The New York Times reported recently that the Uber board of directors are currently studying the offer as well as a second offer from an alliance led by Iranian American investor Shervin Pishevar.

Pishevar plans to buy 75 percent of the shares owned by venture capital firm Benchmark, one of the largest investors in the “Uber”.

A third offer by San Francisco based Dragoneer Investment Group is also being studied by the board.

The timing of the offers comes at a critical point for UBER as Travis Kalanick, the company’s chief executive, resigned in June amidst controversy and sharp criticism from both board members and investors alike.

Real concerns are being raised for Uber in accepting a sale of shares at a price lower than the company’s valuation.

Despite the company’s leadership problems, it remains an attractive investment and is witnessing rapid growth in its global passenger services activities.

Concerns have prompted Uber’s board members to split between supporters and opponents of the three proposed acquisitions.
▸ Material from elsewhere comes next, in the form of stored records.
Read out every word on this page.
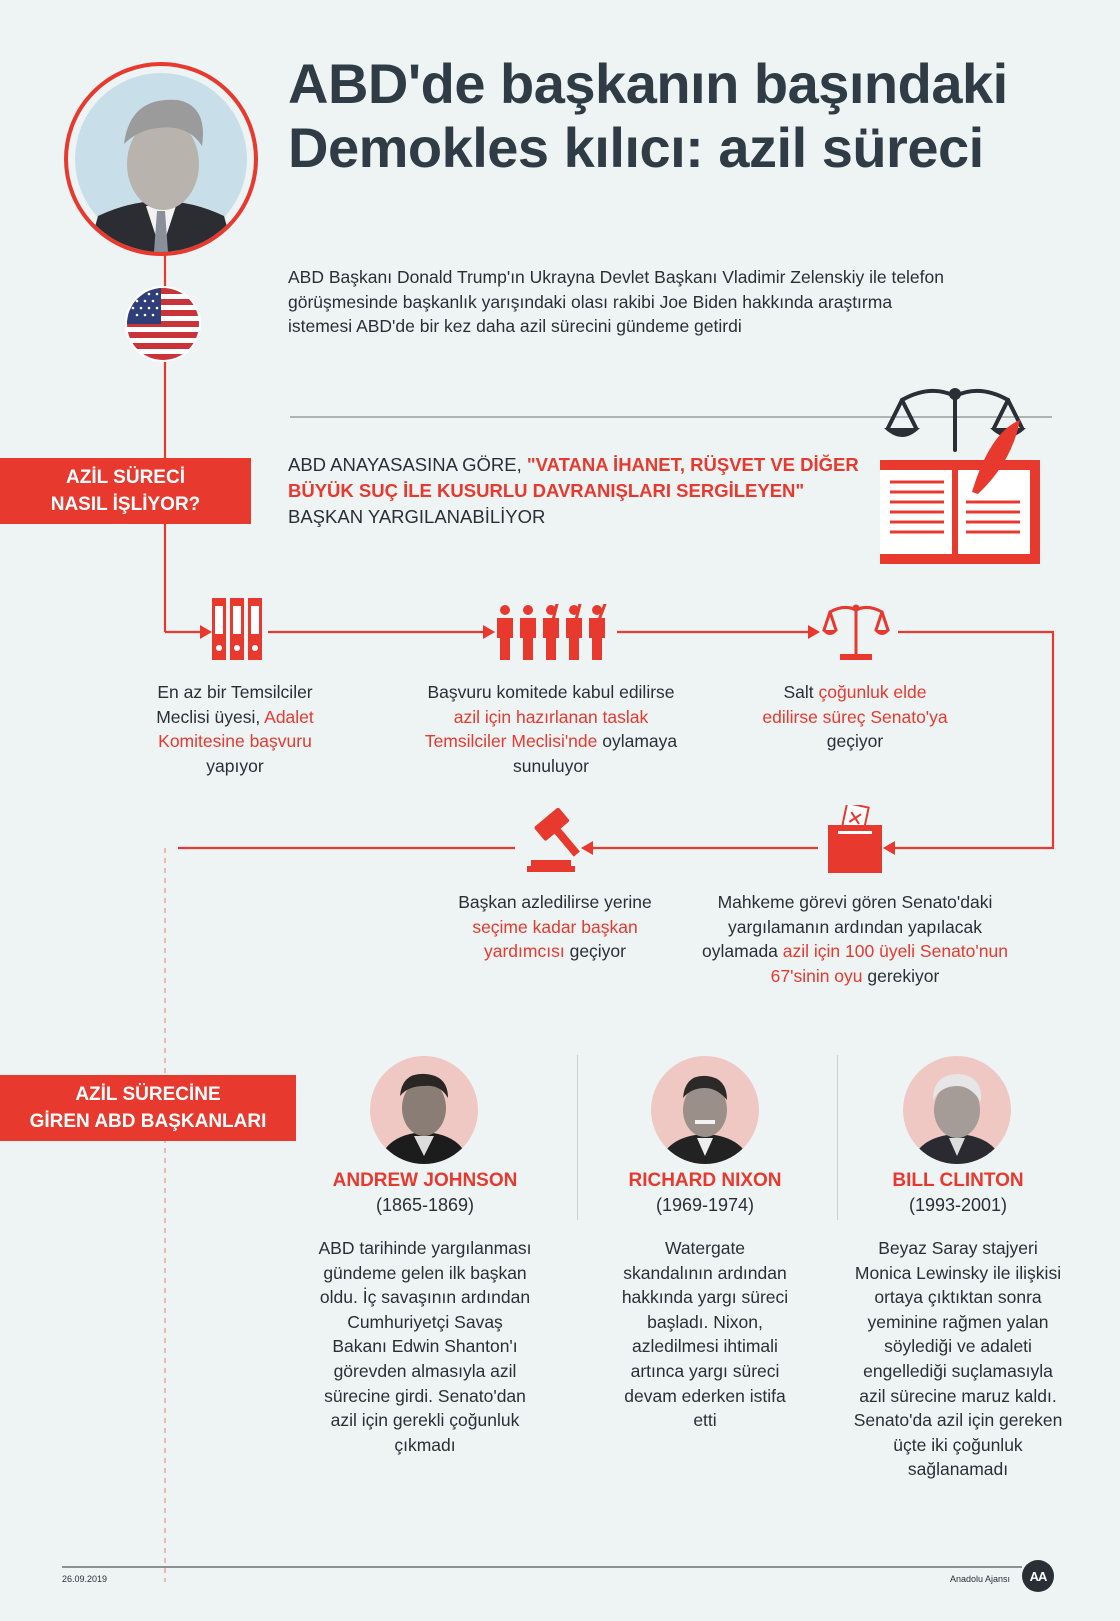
ABD'de başkanın başındaki Demokles kılıcı: azil süreci
ABD Başkanı Donald Trump'ın Ukrayna Devlet Başkanı Vladimir Zelenskiy ile telefon görüşmesinde başkanlık yarışındaki olası rakibi Joe Biden hakkında araştırma istemesi ABD'de bir kez daha azil sürecini gündeme getirdi
AZİL SÜRECİ
NASIL İŞLİYOR?
ABD ANAYASASINA GÖRE, "VATANA İHANET, RÜŞVET VE DİĞER BÜYÜK SUÇ İLE KUSURLU DAVRANIŞLARI SERGİLEYEN"
BAŞKAN YARGILANABİLİYOR
En az bir Temsilciler Meclisi üyesi, Adalet Komitesine başvuru yapıyor
Başvuru komitede kabul edilirse azil için hazırlanan taslak Temsilciler Meclisi'nde oylamaya sunuluyor
Salt çoğunluk elde edilirse süreç Senato'ya geçiyor
Mahkeme görevi gören Senato'daki yargılamanın ardından yapılacak oylamada azil için 100 üyeli Senato'nun 67'sinin oyu gerekiyor
Başkan azledilirse yerine seçime kadar başkan yardımcısı geçiyor
AZİL SÜRECİNE
GİREN ABD BAŞKANLARI
ANDREW JOHNSON
(1865-1869)
ABD tarihinde yargılanması gündeme gelen ilk başkan oldu. İç savaşının ardından Cumhuriyetçi Savaş Bakanı Edwin Shanton'ı görevden almasıyla azil sürecine girdi. Senato'dan azil için gerekli çoğunluk çıkmadı
RICHARD NIXON
(1969-1974)
Watergate skandalının ardından hakkında yargı süreci başladı. Nixon, azledilmesi ihtimali artınca yargı süreci devam ederken istifa etti
BILL CLINTON
(1993-2001)
Beyaz Saray stajyeri Monica Lewinsky ile ilişkisi ortaya çıktıktan sonra yeminine rağmen yalan söylediği ve adaleti engellediği suçlamasıyla azil sürecine maruz kaldı. Senato'da azil için gereken üçte iki çoğunluk sağlanamadı
26.09.2019	Anadolu Ajansı AA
While some current shareholders consider selling the shares as this may secure huge profits opponents believe that this step would deliberately damage the company.

Softbank currently tops the list of interested parties and serious discussions have taken place by Cheif executive Masayoshi Son.

Softbank’s $ 2.5 billion investment in car rental company Grab, with China’s Didi Chuxing, has angered the Uber board, who warned to end Softbank’s takeover offer.